Im still rocking an ABIT AB9 Pro in my current PC. The damn thing has been running OC'd CPU's, RAM and GPU's for 5-and-a-half-years and its still working fine. Im going to use it untill it dies and only then will I upgrade <3 Abit
In all actuallity I am old enoigh and have been on the computer scene plenty long enough. The AMD I loath is the current one. The AMD that was on top, kicking butt and taking names, that is the AMD I love and respect. As for the new one: am I not allowed to have a differing opinion? If AMD can get its former glory and brilliance back from intels current grip, before they slide into financial death, I will be able to respect them again. If they keep it, and get that spark back, I'll be able to love them again. Seeing as my mind is playing tricks on me and my long leave of the computer scene due to, well, life, i cant remember what caused AMD to slow down enough to let intel take the scene, could you refresh me from a modders pov? From what I remember, AMD was a juggernaut at the time. Mind you, I wasnt as heavily into it then as I am now.
They've always been a small company when compared to Intel. What happened was AMD kept the K8 architecture for way too long, and K10 came far too late and was far too under powered even though the technology showed promise, but just took far too long to hit the market in the form of the Phenom II series. I've not looked at their stuff in a long time, but I've not looked at Intel either since 2008. I have heard good things about AMD's APU range but their linux support is pretty poor in my opinion which puts me off in a big way.

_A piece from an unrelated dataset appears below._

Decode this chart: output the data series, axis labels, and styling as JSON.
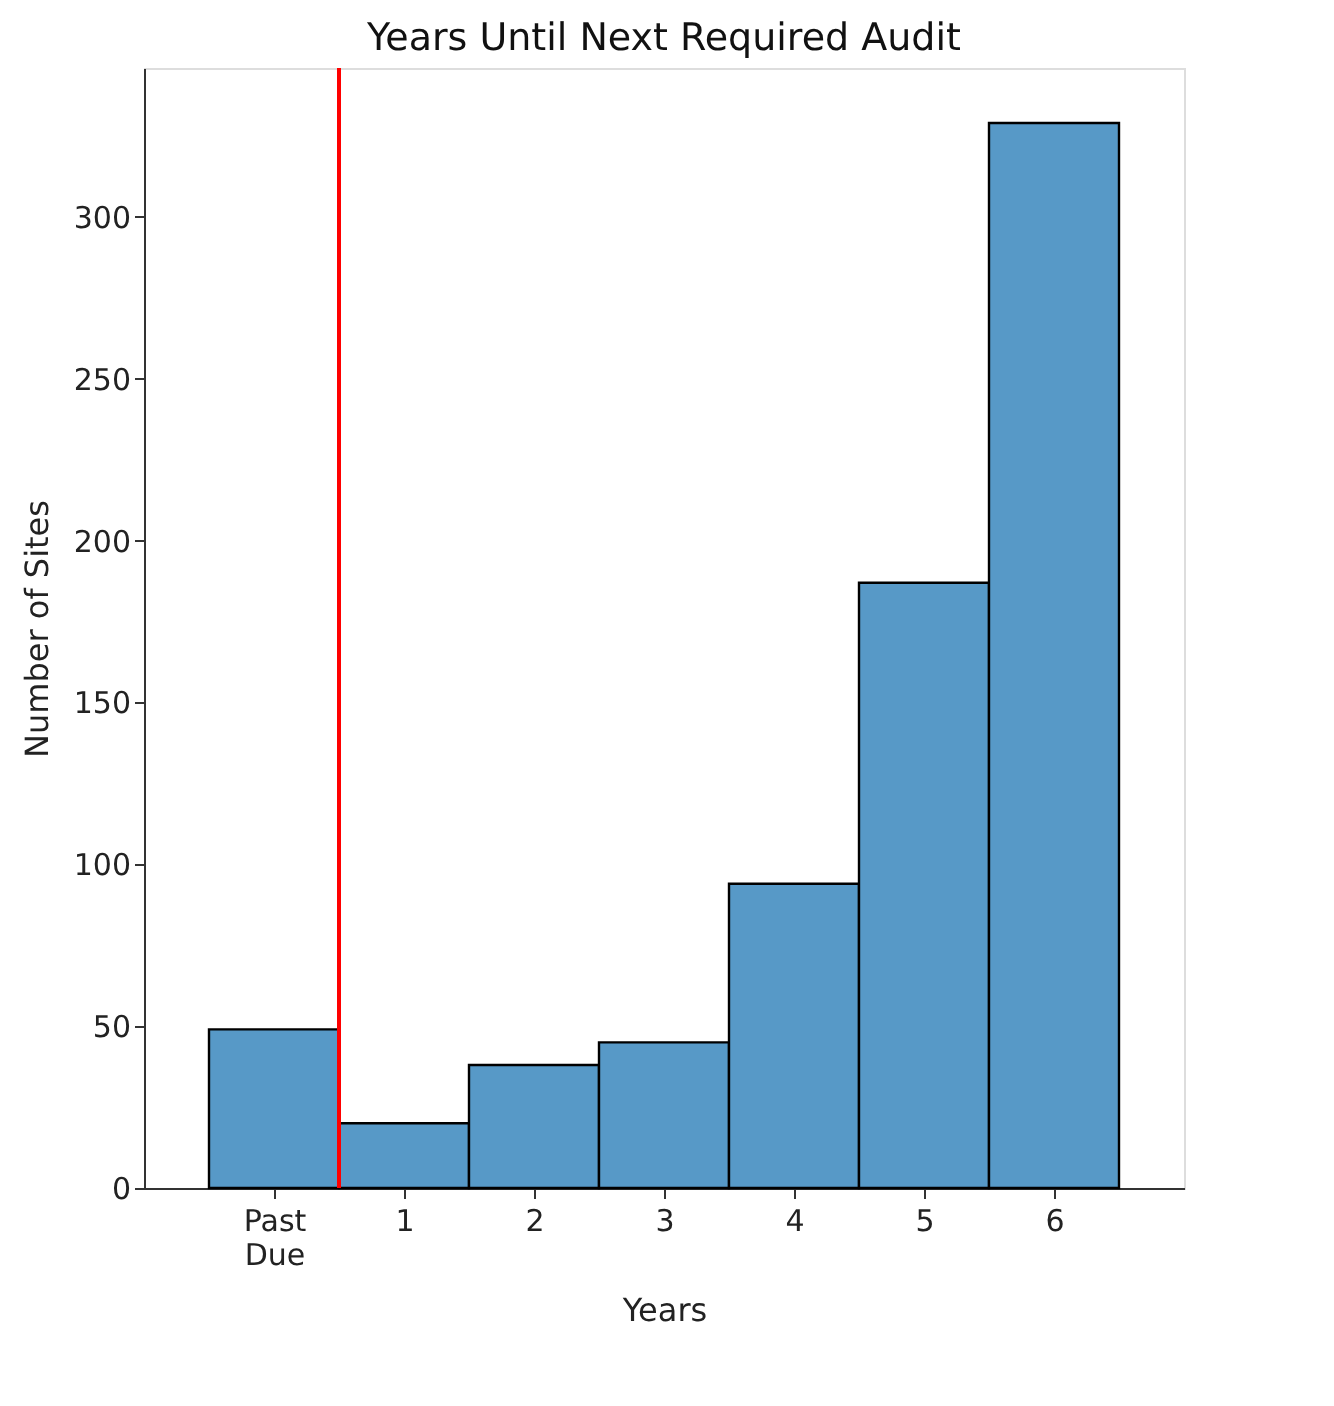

Still rocking my DFI sli-dr with an opty 165 old indestructible hardware. Too bad DFI isn't around anymore... (well not for the consumer-market) let's hope for a AMD & DFI comeback... those good old days.
I haven't had two boards from the same manufacturer in my main machine after all these years. I simply have no brand loyalty, I have just bought what has been by common consensus the best bang for buck board every time I've switched (usually only when upgrading socket tbh).
Not being old enough or not knowing stuff that other people know, is not a crime - was merely an observation that you probably weren't aware. AMD has never been a "juggernaut" it's always been a relatively small company. They were on top as they had a vastly superior chip - first on the 64-bit consumer chip scene and first real dual core. Then yeah R+D - intel spent massively on making their architecture better, AMD didn't have the money. AMD still make good chips - they just don't make good high end chips. Intel don't have anything that can touch the amd chips with built in good quality gpu's. I think your reasons for "not respecting" a company are quite silly, it's like you have read a few articles, gotten the gist of what a few people say or think and then taken that as gospel. "the computer scene" - there is no computer scene.
You get what I meant by computer scene. I said that for lack of a better word. And my other reason is all my experiance with customer support, RMA'ing etc have been horrible. Had three doa graphics cards from them so far. Then all three times they denied they had ever listed, made or designed said card. Then when we finally got a working card. Week later it fries. Then on with the chase again. When AMD was on top there support was great. And you are right, great in the low to mid range sector. Never really looked at those though. I mentioned them getting it back, but i am mostly concernerned with the support. Its one thing to not reply, but telling such an ugly lie..... *fumes*
Unless I'm very much mistaken, AMD don't make graphics cards... so one assumes that you were in fact dealing with one of AMD's partners?
The difference between ATI and AMD is semantic (although it's all AMD now), my point was that whilst they design the GPU and a reference board, they then then license partners like Sapphire, ASUS, XFX, Gigabyte, MSI etc to actually make the cards and get them into the distribution channels.
Good point. Thing is as I posted they also denied even designing the card- which is the equivocal of shoving a fresh, steaming pile of bull **** in front of your face. I can understand giving one the runaround, as its a logical business tactic to avoid hemorrhaging money like Mitt Romney in a Rolex store. But blatantly lying to me is a step to far IMHO.
If it was a non-reference model they were telling the truth, and either way it was the board manufacturer's responsibility rather than AMD's directly.
It was reference. ATI and everything. Not a sign of any other company, though it I will keep that in mind before get into another argument with an Nvidia rep(that was several months ago, right after my argument(s) with AMD, before someone burns me) EDIT: If it weren't for the fact that this is a message board, I wouldn't be able to keep from asking how we have managed to derail this thread so much.